The Kraft Heinz Company has announced plans to separate into two independent, publicly traded businesses in a tax-free spin-off, a move aimed at accelerating growth, sharpening strategic focus, and unlocking long-term shareholder value.
The transaction, approved unanimously by the board, is expected to close in the second half of 2026. Both new entities will target investment-grade capital structures and, in aggregate, are expected to maintain Kraft Heinz’s current dividend level.

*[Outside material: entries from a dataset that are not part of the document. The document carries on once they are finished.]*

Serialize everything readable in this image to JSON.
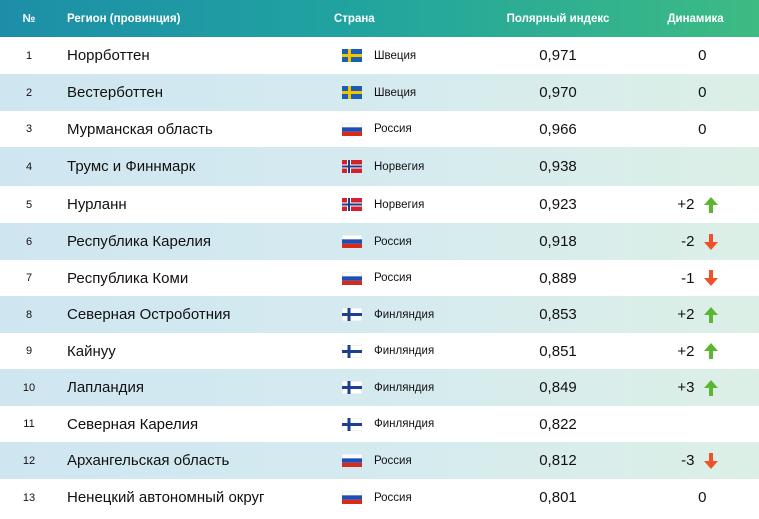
{
  "header": {
    "num": "№",
    "region": "Регион (провинция)",
    "country": "Страна",
    "index": "Полярный индекс",
    "dynamics": "Динамика"
  },
  "colors": {
    "up_arrow": "#5db632",
    "down_arrow": "#f0502a"
  },
  "rows": [
    {
      "num": "1",
      "region": "Норрботтен",
      "flag": "sweden-flag",
      "country": "Швеция",
      "index": "0,971",
      "dynamics": "0",
      "trend": "none"
    },
    {
      "num": "2",
      "region": "Вестерботтен",
      "flag": "sweden-flag",
      "country": "Швеция",
      "index": "0,970",
      "dynamics": "0",
      "trend": "none"
    },
    {
      "num": "3",
      "region": "Мурманская область",
      "flag": "russia-flag",
      "country": "Россия",
      "index": "0,966",
      "dynamics": "0",
      "trend": "none"
    },
    {
      "num": "4",
      "region": "Трумс и Финнмарк",
      "flag": "norway-flag",
      "country": "Норвегия",
      "index": "0,938",
      "dynamics": "",
      "trend": "none"
    },
    {
      "num": "5",
      "region": "Нурланн",
      "flag": "norway-flag",
      "country": "Норвегия",
      "index": "0,923",
      "dynamics": "+2",
      "trend": "up"
    },
    {
      "num": "6",
      "region": "Республика Карелия",
      "flag": "russia-flag",
      "country": "Россия",
      "index": "0,918",
      "dynamics": "-2",
      "trend": "down"
    },
    {
      "num": "7",
      "region": "Республика Коми",
      "flag": "russia-flag",
      "country": "Россия",
      "index": "0,889",
      "dynamics": "-1",
      "trend": "down"
    },
    {
      "num": "8",
      "region": "Северная Остроботния",
      "flag": "finland-flag",
      "country": "Финляндия",
      "index": "0,853",
      "dynamics": "+2",
      "trend": "up"
    },
    {
      "num": "9",
      "region": "Кайнуу",
      "flag": "finland-flag",
      "country": "Финляндия",
      "index": "0,851",
      "dynamics": "+2",
      "trend": "up"
    },
    {
      "num": "10",
      "region": "Лапландия",
      "flag": "finland-flag",
      "country": "Финляндия",
      "index": "0,849",
      "dynamics": "+3",
      "trend": "up"
    },
    {
      "num": "11",
      "region": "Северная Карелия",
      "flag": "finland-flag",
      "country": "Финляндия",
      "index": "0,822",
      "dynamics": "",
      "trend": "none"
    },
    {
      "num": "12",
      "region": "Архангельская область",
      "flag": "russia-flag",
      "country": "Россия",
      "index": "0,812",
      "dynamics": "-3",
      "trend": "down"
    },
    {
      "num": "13",
      "region": "Ненецкий автономный округ",
      "flag": "russia-flag",
      "country": "Россия",
      "index": "0,801",
      "dynamics": "0",
      "trend": "none"
    }
  ]
}
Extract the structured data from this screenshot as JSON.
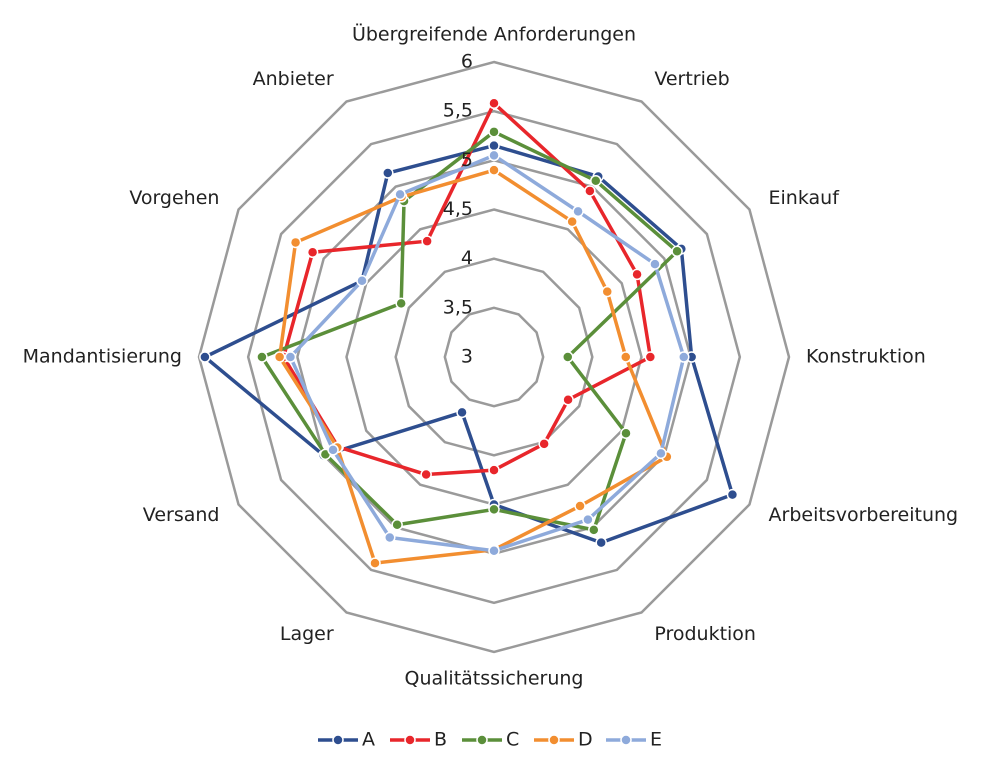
{
  "chart_data": {
    "type": "radar",
    "categories": [
      "Übergreifende Anforderungen",
      "Vertrieb",
      "Einkauf",
      "Konstruktion",
      "Arbeitsvorbereitung",
      "Produktion",
      "Qualitätssicherung",
      "Lager",
      "Versand",
      "Mandantisierung",
      "Vorgehen",
      "Anbieter"
    ],
    "ylim": [
      3,
      6
    ],
    "yticks": [
      {
        "value": 3,
        "label": "3"
      },
      {
        "value": 3.5,
        "label": "3,5"
      },
      {
        "value": 4,
        "label": "4"
      },
      {
        "value": 4.5,
        "label": "4,5"
      },
      {
        "value": 5,
        "label": "5"
      },
      {
        "value": 5.5,
        "label": "5,5"
      },
      {
        "value": 6,
        "label": "6"
      }
    ],
    "grid": true,
    "legend": "bottom",
    "series": [
      {
        "name": "A",
        "color": "#2e4e8f",
        "values": [
          5.15,
          5.12,
          5.2,
          5.01,
          5.8,
          5.18,
          4.5,
          3.65,
          5.0,
          5.94,
          4.55,
          5.16
        ]
      },
      {
        "name": "B",
        "color": "#e8262b",
        "values": [
          5.58,
          4.95,
          4.68,
          4.59,
          3.87,
          4.02,
          4.15,
          4.38,
          4.83,
          5.14,
          5.13,
          4.36
        ]
      },
      {
        "name": "C",
        "color": "#5b8f3a",
        "values": [
          5.29,
          5.07,
          5.15,
          3.75,
          4.55,
          5.03,
          4.55,
          4.97,
          4.98,
          5.36,
          4.09,
          4.83
        ]
      },
      {
        "name": "D",
        "color": "#f28e30",
        "values": [
          4.9,
          4.59,
          4.33,
          4.34,
          5.03,
          4.75,
          4.96,
          5.42,
          4.84,
          5.18,
          5.33,
          4.88
        ]
      },
      {
        "name": "E",
        "color": "#8eaadb",
        "values": [
          5.05,
          4.71,
          4.89,
          4.93,
          4.96,
          4.91,
          4.97,
          5.12,
          4.89,
          5.07,
          4.55,
          4.91
        ]
      }
    ]
  }
}
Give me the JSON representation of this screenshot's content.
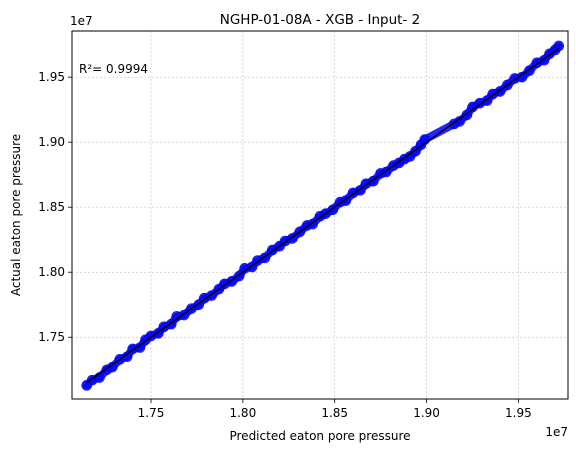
{
  "chart_data": {
    "type": "scatter",
    "title": "NGHP-01-08A - XGB - Input- 2",
    "xlabel": "Predicted eaton pore pressure",
    "ylabel": "Actual eaton pore pressure",
    "x_offset_label": "1e7",
    "y_offset_label": "1e7",
    "annotation": "R²= 0.9994",
    "xlim": [
      1.707,
      1.977
    ],
    "ylim": [
      1.7025,
      1.9855
    ],
    "xticks": [
      1.75,
      1.8,
      1.85,
      1.9,
      1.95
    ],
    "xtick_labels": [
      "1.75",
      "1.80",
      "1.85",
      "1.90",
      "1.95"
    ],
    "yticks": [
      1.75,
      1.8,
      1.85,
      1.9,
      1.95
    ],
    "ytick_labels": [
      "1.75",
      "1.80",
      "1.85",
      "1.90",
      "1.95"
    ],
    "grid": true,
    "point_color": "#0000ff",
    "line_color": "#000000",
    "reference_line": [
      [
        1.715,
        1.715
      ],
      [
        1.972,
        1.972
      ]
    ],
    "series": [
      {
        "points": [
          [
            1.715,
            1.713
          ],
          [
            1.718,
            1.717
          ],
          [
            1.722,
            1.719
          ],
          [
            1.726,
            1.725
          ],
          [
            1.729,
            1.727
          ],
          [
            1.733,
            1.733
          ],
          [
            1.737,
            1.735
          ],
          [
            1.74,
            1.741
          ],
          [
            1.744,
            1.742
          ],
          [
            1.747,
            1.748
          ],
          [
            1.75,
            1.751
          ],
          [
            1.754,
            1.753
          ],
          [
            1.757,
            1.758
          ],
          [
            1.761,
            1.76
          ],
          [
            1.764,
            1.766
          ],
          [
            1.768,
            1.767
          ],
          [
            1.772,
            1.772
          ],
          [
            1.776,
            1.775
          ],
          [
            1.779,
            1.78
          ],
          [
            1.783,
            1.782
          ],
          [
            1.787,
            1.787
          ],
          [
            1.79,
            1.791
          ],
          [
            1.794,
            1.793
          ],
          [
            1.798,
            1.797
          ],
          [
            1.801,
            1.803
          ],
          [
            1.805,
            1.804
          ],
          [
            1.808,
            1.809
          ],
          [
            1.812,
            1.811
          ],
          [
            1.816,
            1.817
          ],
          [
            1.82,
            1.82
          ],
          [
            1.823,
            1.824
          ],
          [
            1.827,
            1.826
          ],
          [
            1.831,
            1.831
          ],
          [
            1.835,
            1.836
          ],
          [
            1.838,
            1.837
          ],
          [
            1.842,
            1.843
          ],
          [
            1.845,
            1.845
          ],
          [
            1.849,
            1.848
          ],
          [
            1.853,
            1.854
          ],
          [
            1.856,
            1.855
          ],
          [
            1.86,
            1.861
          ],
          [
            1.864,
            1.863
          ],
          [
            1.867,
            1.868
          ],
          [
            1.871,
            1.87
          ],
          [
            1.875,
            1.876
          ],
          [
            1.878,
            1.877
          ],
          [
            1.882,
            1.882
          ],
          [
            1.885,
            1.884
          ],
          [
            1.888,
            1.887
          ],
          [
            1.891,
            1.889
          ],
          [
            1.894,
            1.893
          ],
          [
            1.897,
            1.898
          ],
          [
            1.899,
            1.902
          ],
          [
            1.915,
            1.914
          ],
          [
            1.918,
            1.916
          ],
          [
            1.922,
            1.921
          ],
          [
            1.925,
            1.927
          ],
          [
            1.929,
            1.93
          ],
          [
            1.933,
            1.932
          ],
          [
            1.936,
            1.937
          ],
          [
            1.94,
            1.939
          ],
          [
            1.944,
            1.944
          ],
          [
            1.948,
            1.949
          ],
          [
            1.952,
            1.95
          ],
          [
            1.956,
            1.955
          ],
          [
            1.96,
            1.961
          ],
          [
            1.964,
            1.963
          ],
          [
            1.967,
            1.968
          ],
          [
            1.97,
            1.971
          ],
          [
            1.972,
            1.974
          ]
        ]
      }
    ]
  }
}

The separation will create:
- Global Taste Elevation Co. – a global leader in sauces, spreads, seasonings and shelf-stable meals, with EUR14.3bn in 2024 net sales and EUR3.7bn in adjusted EBITDA. Anchored by Heinz, Philadelphia, and Kraft Mac & Cheese, this company will derive about 75% of sales from taste elevation categories, with significant exposure to emerging markets and foodservice.
- North American Grocery Co. – a portfolio of core staples generating EUR9.6bn in 2024 net sales and EUR2.1bn in adjusted EBITDA. Led by Oscar Mayer, Kraft Singles and Lunchables, around three-quarters of its sales come from category leaders. This company will focus on operational efficiency and reliable cash generation, while pursuing growth in adjacencies and Away From Home.
Carlos Abrams-Rivera, current CEO of Kraft Heinz, will lead North American Grocery Co. The board has begun a search for a chief executive for Global Taste Elevation Co. Miguel Patricio, current chair, will serve as executive chair of the overall board during the transition.
A separation committee, chaired by vice chair John Cahill, has been formed to oversee execution. The company expects up to EUR280m in dis-synergies but plans to mitigate a large portion of these. Headquarters will remain unchanged.
Kraft Heinz said the restructuring will simplify operations, enable more effective capital allocation, and provide both companies with the agility to compete in their respective markets.